Avec le développement durable, est apparu un concept fédérateur autour d’une vision holistique de l’avenir, vecteur de progrès permanents et d’échanges d’expériences. Avec le principe de précaution émergent la mise en œuvre opérationnelle et la réglementation, annonciatrices d’une normalisation.


Acheteurs – acteurs du développement durable :
le nœud gordien des prochaines années.

S’il est difficile, à l’heure actuelle, d’intégrer dans une politique des achats toutes les notions soulevées par le développement durable , les signaux extérieurs sont suffisamment alarmistes pour ne pas éluder la question.

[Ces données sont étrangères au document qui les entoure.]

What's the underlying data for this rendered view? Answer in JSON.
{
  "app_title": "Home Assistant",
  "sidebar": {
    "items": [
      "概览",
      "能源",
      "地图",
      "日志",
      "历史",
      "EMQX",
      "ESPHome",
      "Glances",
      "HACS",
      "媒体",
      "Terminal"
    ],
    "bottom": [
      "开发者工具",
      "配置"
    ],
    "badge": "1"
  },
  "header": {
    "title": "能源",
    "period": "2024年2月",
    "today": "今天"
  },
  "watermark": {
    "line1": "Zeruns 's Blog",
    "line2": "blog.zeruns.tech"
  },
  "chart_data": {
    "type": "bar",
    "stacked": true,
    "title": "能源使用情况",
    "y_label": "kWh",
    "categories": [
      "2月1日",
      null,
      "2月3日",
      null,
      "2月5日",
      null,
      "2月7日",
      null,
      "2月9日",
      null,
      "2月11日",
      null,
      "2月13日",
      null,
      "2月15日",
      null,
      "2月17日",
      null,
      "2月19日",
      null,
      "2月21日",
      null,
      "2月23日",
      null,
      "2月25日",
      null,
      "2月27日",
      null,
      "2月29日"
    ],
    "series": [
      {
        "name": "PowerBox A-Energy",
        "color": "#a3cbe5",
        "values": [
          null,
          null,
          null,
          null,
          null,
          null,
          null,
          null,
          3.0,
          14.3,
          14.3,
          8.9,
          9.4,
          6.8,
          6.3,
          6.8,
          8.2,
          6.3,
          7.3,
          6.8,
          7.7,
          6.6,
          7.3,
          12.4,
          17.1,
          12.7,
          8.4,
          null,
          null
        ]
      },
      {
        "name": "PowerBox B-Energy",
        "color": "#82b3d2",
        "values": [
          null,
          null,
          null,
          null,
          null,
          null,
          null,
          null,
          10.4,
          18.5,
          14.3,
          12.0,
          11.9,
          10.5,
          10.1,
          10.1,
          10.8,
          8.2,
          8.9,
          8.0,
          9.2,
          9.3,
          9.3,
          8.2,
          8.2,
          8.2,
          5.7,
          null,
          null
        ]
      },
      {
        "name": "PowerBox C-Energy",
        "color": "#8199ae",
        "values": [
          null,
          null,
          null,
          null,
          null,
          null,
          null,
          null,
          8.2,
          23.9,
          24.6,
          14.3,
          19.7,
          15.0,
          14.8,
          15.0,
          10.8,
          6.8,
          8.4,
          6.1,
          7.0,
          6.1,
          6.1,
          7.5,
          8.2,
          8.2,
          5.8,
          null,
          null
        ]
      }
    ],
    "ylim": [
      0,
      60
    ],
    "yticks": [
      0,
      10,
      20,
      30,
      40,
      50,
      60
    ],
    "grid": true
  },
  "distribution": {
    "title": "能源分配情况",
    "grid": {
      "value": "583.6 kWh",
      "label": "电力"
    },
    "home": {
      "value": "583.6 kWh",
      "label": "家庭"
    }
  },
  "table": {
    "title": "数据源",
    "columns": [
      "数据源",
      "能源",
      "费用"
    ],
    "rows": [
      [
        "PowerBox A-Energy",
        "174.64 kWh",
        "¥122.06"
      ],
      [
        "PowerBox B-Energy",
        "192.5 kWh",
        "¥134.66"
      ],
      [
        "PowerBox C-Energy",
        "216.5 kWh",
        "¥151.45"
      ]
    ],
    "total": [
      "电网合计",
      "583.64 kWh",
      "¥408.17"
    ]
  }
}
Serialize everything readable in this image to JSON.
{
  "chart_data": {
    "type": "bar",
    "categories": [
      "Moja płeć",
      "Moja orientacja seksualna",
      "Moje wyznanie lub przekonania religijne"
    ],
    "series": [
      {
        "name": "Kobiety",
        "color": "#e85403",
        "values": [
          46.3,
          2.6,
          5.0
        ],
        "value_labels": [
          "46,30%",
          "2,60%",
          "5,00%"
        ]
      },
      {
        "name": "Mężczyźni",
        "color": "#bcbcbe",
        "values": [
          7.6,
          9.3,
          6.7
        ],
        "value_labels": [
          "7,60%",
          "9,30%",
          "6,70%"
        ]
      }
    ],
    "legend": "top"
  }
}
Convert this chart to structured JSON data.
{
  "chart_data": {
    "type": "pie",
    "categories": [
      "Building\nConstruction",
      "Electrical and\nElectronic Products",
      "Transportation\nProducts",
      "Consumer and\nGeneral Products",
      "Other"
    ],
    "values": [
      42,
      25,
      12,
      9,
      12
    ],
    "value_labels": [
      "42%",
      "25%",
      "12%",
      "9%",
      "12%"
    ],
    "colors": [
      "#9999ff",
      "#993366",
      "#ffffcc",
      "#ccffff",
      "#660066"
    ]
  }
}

Ce courant mondial implique de la part des directions des achats et de la supply chain, une réflexion devant déboucher sur un engagement de leur entreprise, dans un contexte où le retour sur investissement, retour également social et de réputation, reste difficilement mesurable. Plus que jamais, la veille et le benchmarking seront mise à l’honneur pour répertorier les tentatives de réponses aux nombreuses questions que cette nouvelle problématique soulève pour les acheteurs.

En effet, si la direction des achats de l’entreprise se voit encore fixer pour objectif de réduire les coûts d’achat (TCO) , elle ne pourra ignorer à terme les nouvelles contraintes, apparemment contradictoires avec cet objectif, qui lui seront imposées dans le cadre d’un management axé sur le développement durable et la responsabilité sociétale.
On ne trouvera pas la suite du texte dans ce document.